The result of the binary - operator is the difference resulting from the subtraction of the second operand from the first.

This is -1 and thus will not fit. Conversion! C11 6.3.1.3/2:

Otherwise, if the new type is unsigned, the value is converted by repeatedly adding or subtracting one more than the maximum value that can be represented in the new type until the value is in the range of the new type.

So the actual value of a-b is 4294967295. Next up, the assignment operator: C11 6.5.16.1/2:

In simple assignment (=), the value of the right operand is converted to the type of the assignment expression and replaces the value stored in the object designated by the left operand.

So the unsigned value 4294967295 needs to be converted to a signed value. What are the rules? C11 6.3.1.3/3:

Otherwise, the new type is signed and the value cannot be represented in it; either the result is implementation-defined or an implementation-defined signal is raised.

So this is fully implementation defined and thus ends up being -1, since that is how my implementation is.

Is this really the case? Would the code result in a different value if I run it on a system with one's complement system? Or am I overlooking something?

Answer 1

The result of this subtraction is -1, and it seems like it is only -1 because my computer is two's complement. Am I correct?

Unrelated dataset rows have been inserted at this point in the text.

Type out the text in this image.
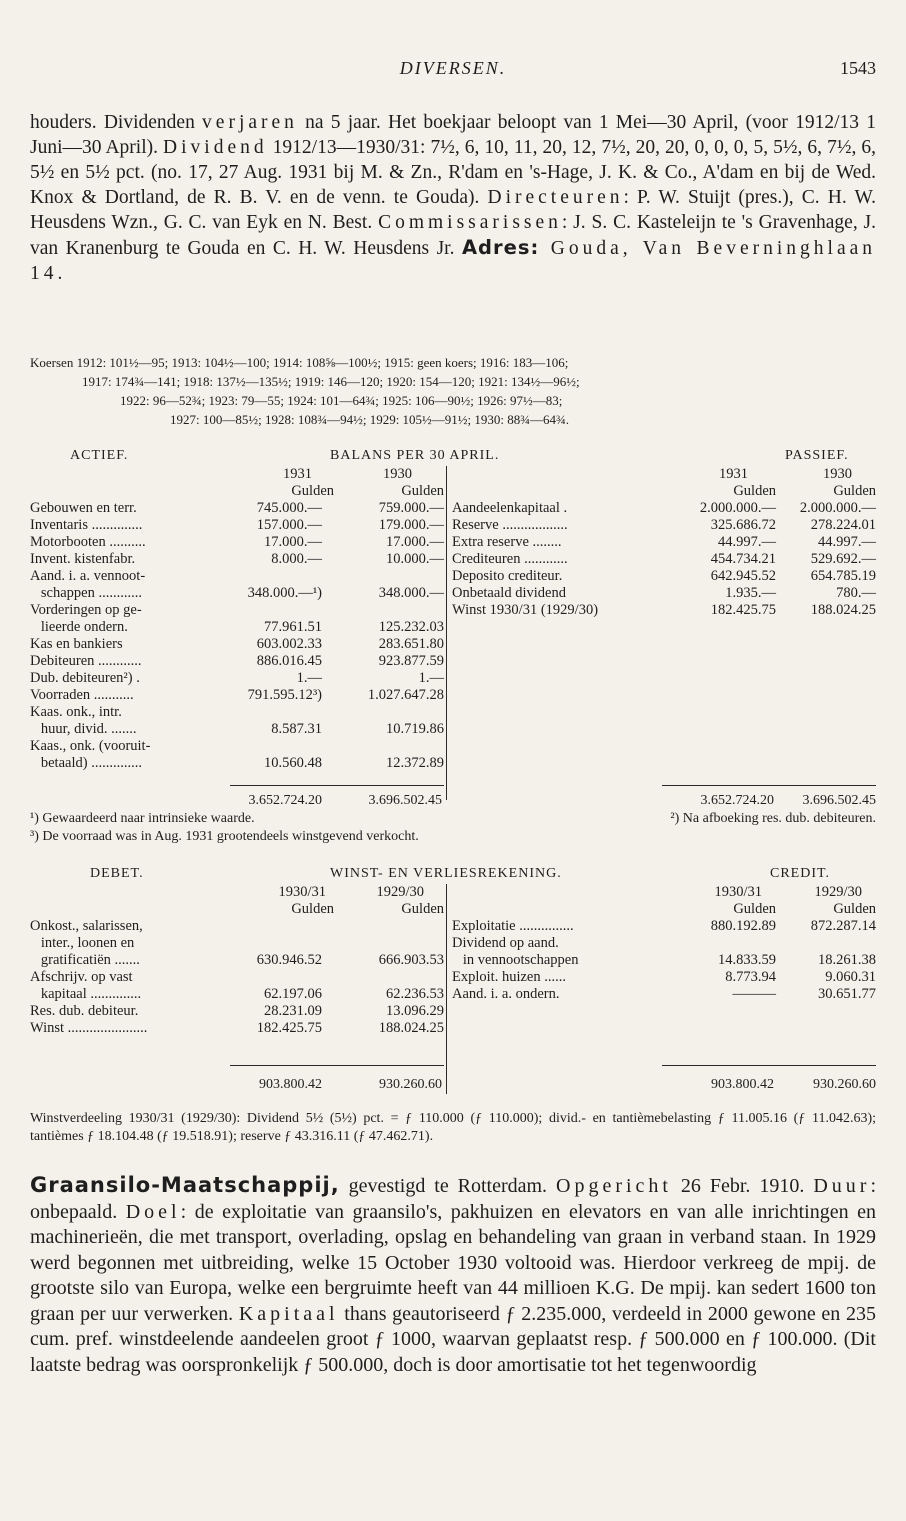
DIVERSEN.	1543

houders. Dividenden verjaren na 5 jaar. Het boekjaar beloopt van 1 Mei—30 April, (voor 1912/13 1 Juni—30 April). Dividend 1912/13—1930/31: 7½, 6, 10, 11, 20, 12, 7½, 20, 20, 0, 0, 0, 5, 5½, 6, 7½, 6, 5½ en 5½ pct. (no. 17, 27 Aug. 1931 bij M. & Zn., R'dam en 's-Hage, J. K. & Co., A'dam en bij de Wed. Knox & Dortland, de R. B. V. en de venn. te Gouda). Directeuren: P. W. Stuijt (pres.), C. H. W. Heusdens Wzn., G. C. van Eyk en N. Best. Commissarissen: J. S. C. Kasteleijn te 's Gravenhage, J. van Kranenburg te Gouda en C. H. W. Heusdens Jr. Adres: Gouda, Van Beverninghlaan 14.

Koersen 1912: 101½—95; 1913: 104½—100; 1914: 108⅝—100½; 1915: geen koers; 1916: 183—106;
1917: 174¾—141; 1918: 137½—135½; 1919: 146—120; 1920: 154—120; 1921: 134½—96½;
1922: 96—52¾; 1923: 79—55; 1924: 101—64¾; 1925: 106—90½; 1926: 97½—83;
1927: 100—85½; 1928: 108¾—94½; 1929: 105½—91½; 1930: 88¾—64¾.
ACTIEF.	BALANS PER 30 APRIL.	PASSIEF.
	1931	1930
	Gulden	Gulden
Gebouwen en terr.	745.000.—	759.000.—
Inventaris ..............	157.000.—	179.000.—
Motorbooten ..........	17.000.—	17.000.—
Invent. kistenfabr.	8.000.—	10.000.—
Aand. i. a. vennoot-		
schappen ............	348.000.—¹)	348.000.—
Vorderingen op ge-		
lieerde ondern.	77.961.51	125.232.03
Kas en bankiers	603.002.33	283.651.80
Debiteuren ............	886.016.45	923.877.59
Dub. debiteuren²) .	1.—	1.—
Voorraden ...........	791.595.12³)	1.027.647.28
Kaas. onk., intr.		
huur, divid. .......	8.587.31	10.719.86
Kaas., onk. (vooruit-		
betaald) ..............	10.560.48	12.372.89
	1931	1930
	Gulden	Gulden
Aandeelenkapitaal .	2.000.000.—	2.000.000.—
Reserve ..................	325.686.72	278.224.01
Extra reserve ........	44.997.—	44.997.—
Crediteuren ............	454.734.21	529.692.—
Deposito crediteur.	642.945.52	654.785.19
Onbetaald dividend	1.935.—	780.—
Winst 1930/31 (1929/30)	182.425.75	188.024.25
3.652.724.20	3.696.502.45	3.652.724.20	3.696.502.45
¹) Gewaardeerd naar intrinsieke waarde.	²) Na afboeking res. dub. debiteuren.
³) De voorraad was in Aug. 1931 grootendeels winstgevend verkocht.
DEBET.	WINST- EN VERLIESREKENING.	CREDIT.
	1930/31	1929/30
	Gulden	Gulden
Onkost., salarissen,		
inter., loonen en		
gratificatiën .......	630.946.52	666.903.53
Afschrijv. op vast		
kapitaal ..............	62.197.06	62.236.53
Res. dub. debiteur.	28.231.09	13.096.29
Winst ......................	182.425.75	188.024.25
	1930/31	1929/30
	Gulden	Gulden
Exploitatie ...............	880.192.89	872.287.14
Dividend op aand.		
in vennootschappen	14.833.59	18.261.38
Exploit. huizen ......	8.773.94	9.060.31
Aand. i. a. ondern.	———	30.651.77
903.800.42	930.260.60	903.800.42	930.260.60
Winstverdeeling 1930/31 (1929/30): Dividend 5½ (5½) pct. = ƒ 110.000 (ƒ 110.000); divid.- en tantièmebelasting ƒ 11.005.16 (ƒ 11.042.63); tantièmes ƒ 18.104.48 (ƒ 19.518.91); reserve ƒ 43.316.11 (ƒ 47.462.71).

Graansilo-Maatschappij, gevestigd te Rotterdam. Opgericht 26 Febr. 1910. Duur: onbepaald. Doel: de exploitatie van graansilo's, pakhuizen en elevators en van alle inrichtingen en machinerieën, die met transport, overlading, opslag en behandeling van graan in verband staan. In 1929 werd begonnen met uitbreiding, welke 15 October 1930 voltooid was. Hierdoor verkreeg de mpij. de grootste silo van Europa, welke een bergruimte heeft van 44 millioen K.G. De mpij. kan sedert 1600 ton graan per uur verwerken. Kapitaal thans geautoriseerd ƒ 2.235.000, verdeeld in 2000 gewone en 235 cum. pref. winstdeelende aandeelen groot ƒ 1000, waarvan geplaatst resp. ƒ 500.000 en ƒ 100.000. (Dit laatste bedrag was oorspronkelijk ƒ 500.000, doch is door amortisatie tot het tegenwoordig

Before lvalue conversion upon assignment, the result of the actual operation a - b is 4294967295 = 2^32 - 1 = UINT_MAX, because the subtraction is carried out on uint32_t operands and wrap-around is well-defined, according to the 6.3.1.3/2 rule that you quote. You will get 4294967295 regardless of which signedness format your system uses.

Is this really the case?

Yes, you've read and quoted the standard correctly.

Would the code result in a different value if I run it on a system with one's complement system?

Yes. Raw binary of this is number is 0xFFFFFFFF and so the impl.defined conversion to signed is very likely translating it to the signedness format's corresponding representation of this raw binary:

• On a 2's complement system, 0xFFFFFFFF gives -1.
• On a 1's complement system, it would give -0 which is possibly a trap representation.
• On a signed magnitude system, it would give -2147483647.

Other forms are not allowed (C17 6.2.6.2/2).

Or am I overlooking something?

One little detail. Unlike C's integer conversion rules, the int32_t type specifically is crap-free. It is guaranteed (7.20.1.1) to always be using 2's complement and no padding bits. An exotic signedness system with 1's compl. or signed magnitude would not easily be able to support the int32_t - it is actually an optional type, only mandatory for 2's complement implementations. So your code would not compile if 2's complement wasn't supported.

Also please note that strictly speaking, the correct format specifier for int32_t is "%"PRId32 and not %d.